Ditching NetworkManager
I can’t say I was very fond of it ever (not only because of the capital letters in its name), and systemd can now do its job. Odds are that NetworkManager will become history in a matter of a few years, so better give it the boot now:
# systemctl disable NetworkManager
# systemctl disable NetworkManager-wait-online
A word of warning: The GUI for handling Ethernet connection requires NetworkManager, so for better or for worse, it won’t work anymore.
I also ditched ModemManager, as I have a solution for my ADSL modem. But I’m not sure about others.
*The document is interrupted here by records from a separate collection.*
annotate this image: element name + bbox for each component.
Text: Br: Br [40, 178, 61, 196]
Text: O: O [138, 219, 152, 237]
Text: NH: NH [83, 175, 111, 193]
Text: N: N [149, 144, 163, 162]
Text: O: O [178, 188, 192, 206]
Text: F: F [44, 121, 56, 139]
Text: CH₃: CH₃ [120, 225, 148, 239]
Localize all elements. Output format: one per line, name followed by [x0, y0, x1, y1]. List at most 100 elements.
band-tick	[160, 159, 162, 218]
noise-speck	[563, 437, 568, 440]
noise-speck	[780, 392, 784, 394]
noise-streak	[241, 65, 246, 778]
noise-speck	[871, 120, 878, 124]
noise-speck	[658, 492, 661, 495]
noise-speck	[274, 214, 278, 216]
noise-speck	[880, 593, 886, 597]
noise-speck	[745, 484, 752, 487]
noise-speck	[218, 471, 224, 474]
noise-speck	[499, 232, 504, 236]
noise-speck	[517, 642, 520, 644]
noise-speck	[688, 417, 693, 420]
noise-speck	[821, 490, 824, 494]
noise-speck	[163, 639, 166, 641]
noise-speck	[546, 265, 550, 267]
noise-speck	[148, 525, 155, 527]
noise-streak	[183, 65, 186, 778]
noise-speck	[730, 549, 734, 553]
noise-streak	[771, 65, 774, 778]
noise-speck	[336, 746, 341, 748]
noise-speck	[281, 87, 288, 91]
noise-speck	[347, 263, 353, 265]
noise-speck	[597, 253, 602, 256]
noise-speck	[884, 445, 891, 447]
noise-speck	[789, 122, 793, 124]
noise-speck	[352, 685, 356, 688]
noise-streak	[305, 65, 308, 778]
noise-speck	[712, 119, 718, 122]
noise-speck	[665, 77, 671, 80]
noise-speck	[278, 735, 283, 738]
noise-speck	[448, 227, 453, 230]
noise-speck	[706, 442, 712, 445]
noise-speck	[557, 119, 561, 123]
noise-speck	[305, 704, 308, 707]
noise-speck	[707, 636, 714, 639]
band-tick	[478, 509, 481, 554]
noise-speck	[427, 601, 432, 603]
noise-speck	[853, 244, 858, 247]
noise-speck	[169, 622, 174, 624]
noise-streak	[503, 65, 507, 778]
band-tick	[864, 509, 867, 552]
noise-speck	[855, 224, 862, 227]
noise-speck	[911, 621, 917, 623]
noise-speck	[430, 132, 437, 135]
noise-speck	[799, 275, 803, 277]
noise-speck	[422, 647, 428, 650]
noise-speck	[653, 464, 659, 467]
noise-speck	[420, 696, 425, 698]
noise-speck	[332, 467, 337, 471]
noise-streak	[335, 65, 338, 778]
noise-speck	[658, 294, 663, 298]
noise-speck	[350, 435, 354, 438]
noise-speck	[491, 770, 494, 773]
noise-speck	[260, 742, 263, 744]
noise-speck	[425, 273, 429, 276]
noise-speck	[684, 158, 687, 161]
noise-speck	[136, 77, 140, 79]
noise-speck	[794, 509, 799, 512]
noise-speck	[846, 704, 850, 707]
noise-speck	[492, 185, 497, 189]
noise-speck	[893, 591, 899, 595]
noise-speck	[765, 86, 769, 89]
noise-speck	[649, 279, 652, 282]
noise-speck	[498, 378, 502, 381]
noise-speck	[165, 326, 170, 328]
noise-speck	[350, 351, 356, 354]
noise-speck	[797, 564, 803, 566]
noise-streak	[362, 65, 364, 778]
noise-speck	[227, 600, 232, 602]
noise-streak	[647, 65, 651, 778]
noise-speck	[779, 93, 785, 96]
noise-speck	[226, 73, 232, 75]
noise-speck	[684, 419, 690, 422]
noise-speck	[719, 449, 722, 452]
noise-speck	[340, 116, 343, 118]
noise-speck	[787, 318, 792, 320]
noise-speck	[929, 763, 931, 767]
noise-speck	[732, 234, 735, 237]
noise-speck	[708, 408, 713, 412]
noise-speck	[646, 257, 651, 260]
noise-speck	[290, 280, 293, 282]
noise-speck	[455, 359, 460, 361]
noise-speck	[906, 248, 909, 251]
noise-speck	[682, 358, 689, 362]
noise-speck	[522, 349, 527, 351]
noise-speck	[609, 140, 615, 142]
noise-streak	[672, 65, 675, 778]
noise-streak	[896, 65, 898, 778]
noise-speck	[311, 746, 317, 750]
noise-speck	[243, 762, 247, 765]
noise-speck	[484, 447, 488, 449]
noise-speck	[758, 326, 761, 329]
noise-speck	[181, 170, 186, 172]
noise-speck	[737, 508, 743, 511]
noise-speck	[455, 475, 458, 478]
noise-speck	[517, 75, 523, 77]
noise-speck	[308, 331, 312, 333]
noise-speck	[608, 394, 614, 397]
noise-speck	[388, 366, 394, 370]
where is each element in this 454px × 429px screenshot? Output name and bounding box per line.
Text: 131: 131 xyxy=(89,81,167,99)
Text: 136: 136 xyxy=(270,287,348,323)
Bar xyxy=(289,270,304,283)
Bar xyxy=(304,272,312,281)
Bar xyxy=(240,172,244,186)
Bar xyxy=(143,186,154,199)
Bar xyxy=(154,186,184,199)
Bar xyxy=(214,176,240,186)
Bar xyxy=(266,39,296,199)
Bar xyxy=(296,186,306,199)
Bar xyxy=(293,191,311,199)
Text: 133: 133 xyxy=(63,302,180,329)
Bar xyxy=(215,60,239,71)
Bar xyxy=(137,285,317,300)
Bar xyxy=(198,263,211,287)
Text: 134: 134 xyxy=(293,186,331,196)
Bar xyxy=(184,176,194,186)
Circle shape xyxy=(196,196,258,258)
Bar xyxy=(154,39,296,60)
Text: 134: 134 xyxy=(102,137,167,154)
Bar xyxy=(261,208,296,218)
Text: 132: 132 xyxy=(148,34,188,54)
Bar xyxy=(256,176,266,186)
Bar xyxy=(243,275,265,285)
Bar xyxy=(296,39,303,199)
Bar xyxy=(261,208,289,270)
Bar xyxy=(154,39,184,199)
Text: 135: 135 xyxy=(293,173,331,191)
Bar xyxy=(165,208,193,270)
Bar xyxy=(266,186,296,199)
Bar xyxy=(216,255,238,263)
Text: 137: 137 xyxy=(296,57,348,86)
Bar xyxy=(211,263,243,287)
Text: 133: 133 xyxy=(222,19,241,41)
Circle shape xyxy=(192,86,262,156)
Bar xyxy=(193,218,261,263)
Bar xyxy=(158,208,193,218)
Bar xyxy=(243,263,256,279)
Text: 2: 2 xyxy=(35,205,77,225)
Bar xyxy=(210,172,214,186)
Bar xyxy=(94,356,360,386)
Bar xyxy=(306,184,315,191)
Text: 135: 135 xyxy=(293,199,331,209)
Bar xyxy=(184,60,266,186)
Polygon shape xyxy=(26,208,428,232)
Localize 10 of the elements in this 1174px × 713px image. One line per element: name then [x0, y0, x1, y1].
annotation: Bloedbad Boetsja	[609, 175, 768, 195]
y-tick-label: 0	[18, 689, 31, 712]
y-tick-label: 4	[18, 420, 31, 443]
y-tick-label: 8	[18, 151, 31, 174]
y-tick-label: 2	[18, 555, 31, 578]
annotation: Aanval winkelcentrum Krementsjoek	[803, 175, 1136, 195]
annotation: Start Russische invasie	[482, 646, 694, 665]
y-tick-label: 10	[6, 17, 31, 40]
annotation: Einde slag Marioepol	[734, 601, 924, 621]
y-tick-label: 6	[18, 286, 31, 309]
And enable systemd’s cutie instead
# systemctl enable systemd-networkd
You might want to get rid of the service that waits for networking to be “online”:
# systemctl mask systemd-networkd-wait-online.service
This service runs /lib/systemd/systemd-networkd-wait-online, which is supposed to wait for at least one Ethernet card being configured. In practice, it waited until its 120 seconds timeout, and then said it failed. As a result, some services that depend on the network.online were kicked off only after these two minutes, and the overall system’s status was marked as “degraded”.
What does “online” mean, and why is it important? Good question, discussed here. My conclusion: As any contemporary Linux system should be able to tolerate hotplugging of its NICs, there’s no need to wait. Handle them as they appear.
A simple definition file for a NIC can be, for example, /etc/systemd/network/20-eth0.network
[Match]
MACAddress=1c:1b:0d:45:0f:eb
[Network]
DHCP=yes
Note that I detected the card by its MAC address. It’s also possible to select it by its ifconfig name, and other methods. But this is safest.
DHCP is “no” by default. Replace it with a line saying e.g.
Address=10.10.10.10/16
for a static IP address. Go “man systemd.network” for the whole set of options. They cover basically everything needed.
After making changes to such file (or adding one), go
# systemctl restart systemd-networkd
to make them effective. There’s no need to update the initramfs. In fact, .network files aren’t copied into it (unlike .link files, as said above).
As for responding to hotplugging events of network devices, there’s this post.